Independence: The Congo gained its independence from Belgium on June 30, 1960. Independence hero, Patrice Emery Lumumba was elected as Congo’s first Prime Minister.
Leadership: Joseph Kabila first assumed power in 2001 after the assassination of his father Laurent Desire Kabila. Joseph Kabila was subsequently elected as President in 2006 after Congo’s first democratic elections in over 40 years. Kabila appointed long-time Lumumbist Antonie Gizenga of PALU to be prime minister. Gizenga served as deputy prime minister in Patrice Lumumba’s government of 1960. Gizenga resigned on September 25, 2008 and was subsequently replaced by former Finance Minister, Adolphe Muzito, on October 10, 2008. Muzito served as Prime Minister until 2012. He was replaced by Matata Poyno.
The parliament is made up of a National Assembly and a Senate. The National Assembly has 500 members and is led by Aubin Minaku. The Senate has 108 members and is led by Kengo Wa Dondo. Presidential and legislative elections take place every five years.
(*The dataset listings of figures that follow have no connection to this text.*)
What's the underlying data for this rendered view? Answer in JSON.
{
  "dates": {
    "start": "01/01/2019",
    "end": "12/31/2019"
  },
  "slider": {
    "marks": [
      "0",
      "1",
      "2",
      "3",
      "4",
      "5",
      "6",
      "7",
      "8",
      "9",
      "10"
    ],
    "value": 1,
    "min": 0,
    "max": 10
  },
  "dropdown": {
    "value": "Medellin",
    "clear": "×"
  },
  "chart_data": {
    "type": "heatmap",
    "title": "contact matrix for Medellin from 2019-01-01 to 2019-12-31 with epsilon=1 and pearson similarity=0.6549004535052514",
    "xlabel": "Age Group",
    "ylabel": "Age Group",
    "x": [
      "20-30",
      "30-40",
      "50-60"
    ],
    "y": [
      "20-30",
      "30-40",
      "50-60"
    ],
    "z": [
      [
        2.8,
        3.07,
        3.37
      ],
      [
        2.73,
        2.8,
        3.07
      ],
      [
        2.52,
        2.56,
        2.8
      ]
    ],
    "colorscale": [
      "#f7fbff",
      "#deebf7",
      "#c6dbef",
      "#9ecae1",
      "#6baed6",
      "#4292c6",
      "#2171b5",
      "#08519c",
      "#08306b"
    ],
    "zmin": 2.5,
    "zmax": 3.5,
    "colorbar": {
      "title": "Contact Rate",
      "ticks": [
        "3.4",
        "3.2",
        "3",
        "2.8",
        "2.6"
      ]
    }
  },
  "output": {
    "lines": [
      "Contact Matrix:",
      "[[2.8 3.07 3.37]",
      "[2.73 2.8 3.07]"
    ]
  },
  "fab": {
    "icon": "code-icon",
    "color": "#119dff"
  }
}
However, since 2007 there has not been any elections to replace the senators. As of 2016, the members of both the Senate and the Assembly have exceeded their constitutional term limits.
The last elections took place on November 28, 2011. Joseph Kabila won the 2011 elections due to massive fraud. As a result of the widespread cheating that took place during the elections, he lacks the legitimacy among the Congolese masses. Kabila appointed the former Finance Minister, Augustin Matata Ponyo as Prime Minister in April 2012.The next presidential elections were supposed to take place in 2016. However, President Joseph Kabila refused to organize elections in an attempt to hold on to power. He negotiated with the opposition with the assistance of the Catholic Church in a December 31, 2016 Agreement (Commonly referred to as the Saint Sylvestre Agreement) to hold elections by the end of 2017. He broke the agreement by not organizing elections. Finally, after tremendous pressure from the Congolese masses, regional powers like Angola and South Africa and the international community, Kabila agreed to organize elections on December 23, 2018. He also named a successor to run in the December elections and said he would step down. According to Congo’s Constitution, Joseph Kabila as a former President can serve in the Congolese Senate for life.